The three-storied pagoda was originally built in 1143 at the behest of Fujiwara no Kiyoko (better known by the title Kōkamon’in; 1122–1182), the consort of Emperor Sutoku (1119–1164). The present structure was erected shortly after the destruction of the entire temple complex in 1181, making it one of the two oldest buildings at Kohfukuji today, along with the Northern Round Hall.
Standing 19 meters tall, the pagoda is known for the delicate lines and graceful appearance that make it an outstanding example of the Buddhist architecture of the Heian Period (794–1185).
The pillars and lintels of the inner sanctuary, as well as the ceiling, inner walls, and inside faces of the four doors, were richly decorated with floral arabesque patterns and paintings of Buddhas, Bodhisattvas, pavilions, and what appear to be images of patrons. The first story contains a set of four murals painted on wooden panels that each depict 1,000 images of one of four Buddhas: Yakushi facing east, Shaka facing south, Amida facing west, and Miroku facing north.

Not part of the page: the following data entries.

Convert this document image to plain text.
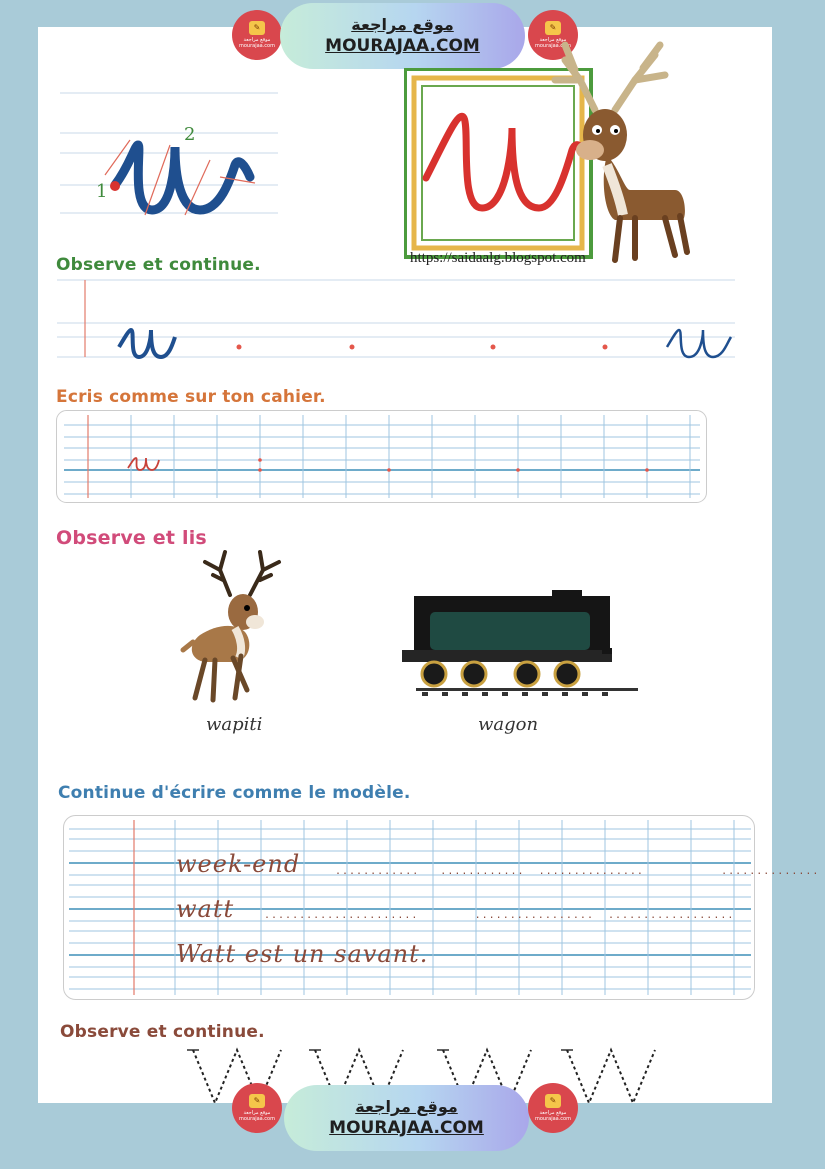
✎
موقع مراجعة mourajaa.com
موقع مراجعة
MOURAJAA.COM
✎
موقع مراجعة mourajaa.com
1
2
https://saidaalg.blogspot.com
Observe et continue.
Ecris comme sur ton cahier.
Observe et lis
wapiti	wagon
Continue d'écrire comme le modèle.
week-end	............   ............  ...............           ..............
watt	......................        .................  ..................
Watt est un savant.
Observe et continue.
✎
موقع مراجعة mourajaa.com
موقع مراجعة
MOURAJAA.COM
✎
موقع مراجعة mourajaa.com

In addition, an image of the goddess Benzaiten said to have been installed in the temple by the famous monk Kōbō Daishi (Kūkai; 774–835) is enshrined on the eastern face of the central pillar surrounded by images of 15 attendants. On the crown of Benzaiten stands a Shinto-style torii gate under which a snake with the face of an old man is coiled up. This indicates that the image is a combination of the Indian goddess Benzaiten (Skt. Sarasvatī) with the native Japanese deity Ugajin.